Consider using click-and-collect options when possible.
If the retailer allows you to specify delivery-time windows, consider doing so to avoid having packages sit outside for extended periods.
These steps may sound basic, but they are by no means a given: Fewer than half of Americans consider the timing of deliveries, less than a third have a doorbell camera, and nearly one-fifth take no precautions to prevent package theft, according to the research.
Tech vendors are stepping up to help. One example is
Arrive AI, which develops smart mailboxes for last-mile delivery and pickup. The company says its Mailbox-as-a-Service (MaaS) platform will revolutionize the last mile by building a network of parcel-storage boxes that can be accessed by people, drones, or robots. In a nutshell: Packages are placed into a weatherproof box via drone, robot, driverless carrier, or traditional delivery method—and no one other than the rightful owner can access it.

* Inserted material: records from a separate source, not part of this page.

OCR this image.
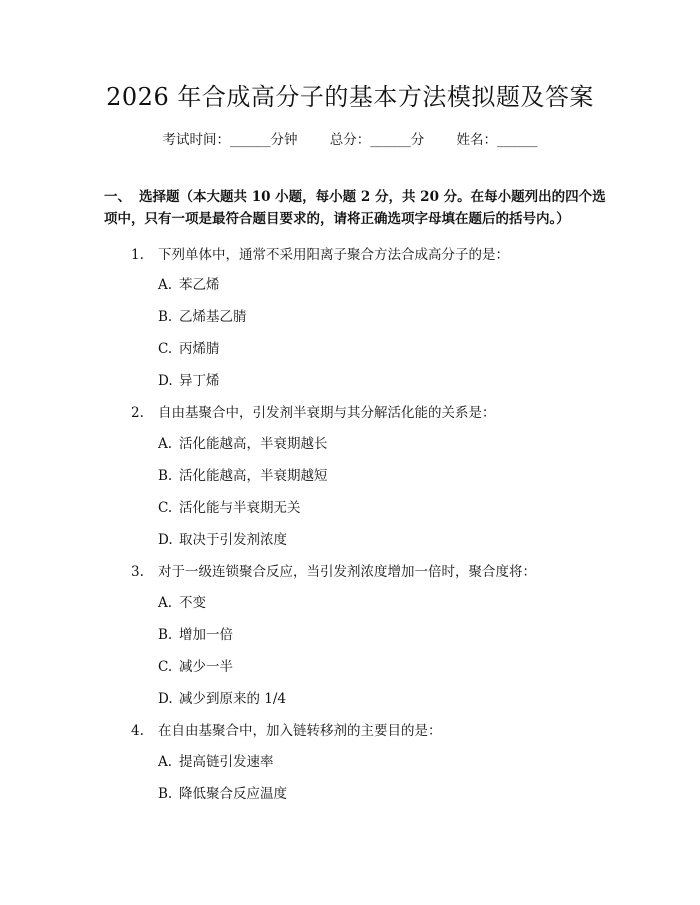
2026 年合成高分子的基本方法模拟题及答案
考试时间：______分钟 总分：______分 姓名：______
一、 选择题（本大题共 10 小题，每小题 2 分，共 20 分。在每小题列出的四个选
项中，只有一项是最符合题目要求的，请将正确选项字母填在题后的括号内。）
1. 下列单体中，通常不采用阳离子聚合方法合成高分子的是：
A. 苯乙烯
B. 乙烯基乙腈
C. 丙烯腈
D. 异丁烯
2. 自由基聚合中，引发剂半衰期与其分解活化能的关系是：
A. 活化能越高，半衰期越长
B. 活化能越高，半衰期越短
C. 活化能与半衰期无关
D. 取决于引发剂浓度
3. 对于一级连锁聚合反应，当引发剂浓度增加一倍时，聚合度将：
A. 不变
B. 增加一倍
C. 减少一半
D. 减少到原来的 1/4
4. 在自由基聚合中，加入链转移剂的主要目的是：
A. 提高链引发速率
B. 降低聚合反应温度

Although the platform is still in development, the company already offers solutions for business clients looking to secure high-value deliveries and sensitive shipments. The health-care industry is one example: Arrive AI offers secure drone delivery of medical supplies, prescriptions, lab samples, and the like to hospitals and other health-care facilities. The platform provides real-time tracking, chain-of-custody controls, and theft-prevention features. Arrive is conducting short-term deployments between logistics companies and health-care partners now, according to a company spokesperson.
The MaaS solution has a pretty high cool factor. And the common-sense best practices just seem like solid advice. Maybe combining both is the key to a more secure last mile—during peak shipping season and throughout the year as well.